Spreading awareness is the key to understanding and accepting. It is the key to helping others realize the significance and outlook of a PTLS diagnosis. For so many families, hearing the diagnosis from a doctor who most likely has never heard of the syndrome; is not always the most reassuring. Less helpful still, is the fact that there are so few resources out there to take advantage of when it comes to understanding the diagnosis. That’s where awareness comes in and that’s why this month and this day: March 8, is so important to our children, to us and the community that surrounds us, both medical and personal.
My name is Elizabeth Watts and I am the editor for the PTLS newsletter. My background includes working as a producer for several television stations in both Virginia and in Boston. For the past two years I have worked as a journalist for the local newspaper in Roanoke, Virginia. I have recently resigned that position as my husband and I are expecting our second child, but have now taken up the volunteer position as editor for this newsletter.
I am thrilled to be writing again and am happy to be helping support the PTLS Foundation in any way that I can. Our son, William , was diagnosed with Potocki-Lupski syndrome when he was a little over a year old. He is now two years old and is our pride and joy.
From birth, Will was a delight… he has been the love of our lives since the moment he took his first breath. But before his diagnosis, we struggled. We struggled with feeding… he was diagnosed with failure to thrive… we struggled not knowing what was going on. I knew, as only a mother knows, that something wasn’t quite right. Something about Will was different, even as special as I knew he was. As a mother, I just knew. I’m sure many of you have had the same experience.

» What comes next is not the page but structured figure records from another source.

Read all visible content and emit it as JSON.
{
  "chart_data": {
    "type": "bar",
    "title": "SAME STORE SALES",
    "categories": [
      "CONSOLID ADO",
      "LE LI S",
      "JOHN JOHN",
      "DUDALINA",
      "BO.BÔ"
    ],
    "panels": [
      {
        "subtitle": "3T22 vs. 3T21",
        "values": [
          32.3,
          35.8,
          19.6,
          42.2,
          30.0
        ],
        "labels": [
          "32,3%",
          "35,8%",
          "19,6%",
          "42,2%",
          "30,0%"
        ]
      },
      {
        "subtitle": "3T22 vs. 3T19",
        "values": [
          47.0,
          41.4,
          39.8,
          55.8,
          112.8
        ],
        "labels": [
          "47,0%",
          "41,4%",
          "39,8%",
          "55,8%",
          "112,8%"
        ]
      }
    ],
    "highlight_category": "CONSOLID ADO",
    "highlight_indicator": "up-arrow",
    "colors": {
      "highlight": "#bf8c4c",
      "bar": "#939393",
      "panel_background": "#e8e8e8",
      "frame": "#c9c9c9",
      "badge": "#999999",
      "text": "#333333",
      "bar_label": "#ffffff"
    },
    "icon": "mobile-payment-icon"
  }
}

My husband and I struggled with the decision to have the genetic test done… should we wait, we kept asking ourselves. Finally we realized that it was better to know what was going on. We wanted to become aware of what was going on with our beloved son.
Once we learned of the diagnosis, we were heartbroken, but in one way, we were relieved. We had become aware of what was going on with our dear son and became aware of how we could better help him.

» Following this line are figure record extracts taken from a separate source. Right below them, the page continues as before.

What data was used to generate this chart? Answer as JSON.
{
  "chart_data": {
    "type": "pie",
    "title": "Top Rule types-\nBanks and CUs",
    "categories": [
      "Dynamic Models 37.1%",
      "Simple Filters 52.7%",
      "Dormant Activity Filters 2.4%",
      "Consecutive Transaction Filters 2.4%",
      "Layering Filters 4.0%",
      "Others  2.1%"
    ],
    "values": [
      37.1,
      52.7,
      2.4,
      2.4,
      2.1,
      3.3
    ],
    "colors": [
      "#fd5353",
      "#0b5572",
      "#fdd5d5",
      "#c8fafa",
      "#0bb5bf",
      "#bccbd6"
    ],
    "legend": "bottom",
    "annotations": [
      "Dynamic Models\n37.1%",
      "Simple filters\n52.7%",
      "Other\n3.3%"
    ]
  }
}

Our journey has been a long one, although I know many of you reading this have been going through this experience much longer than the year that my husband and I have been on the journey. Still, we can all relate to one another and help each other through support.

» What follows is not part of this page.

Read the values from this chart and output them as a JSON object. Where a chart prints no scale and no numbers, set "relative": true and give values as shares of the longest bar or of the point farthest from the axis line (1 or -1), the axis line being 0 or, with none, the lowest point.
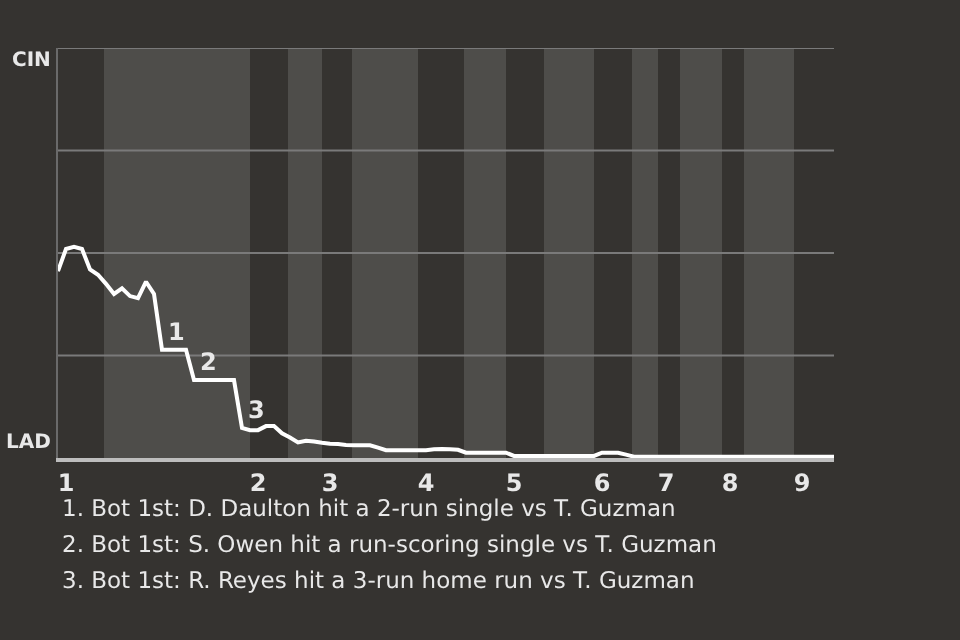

Our PTLS community is a tight one and one through which many people have been helped. This community is important to spreading awareness throughout the world.
Below I have outlined several key events that families throughout the United States and the world have participated in or hosted in order to spread awareness this March. Awareness is key to helping others understand PTLS… understand our beautiful, wonderful children… it is the key to opening the door to new research, new discoveries, and a life full of great potential.
After our son’s diagnosis
Julie Smith-Centeno has helped countless families with her testimony and strength. In fact, the day after our son’s diagnosis, Julie called us to ask how we were doing. It felt like someone had thrown a lifeline out to us as we were drowning. We had no idea what to do and what to think before Julie called. Hearing her thoughts, feelings and reassurance helped us start to recover from the shock.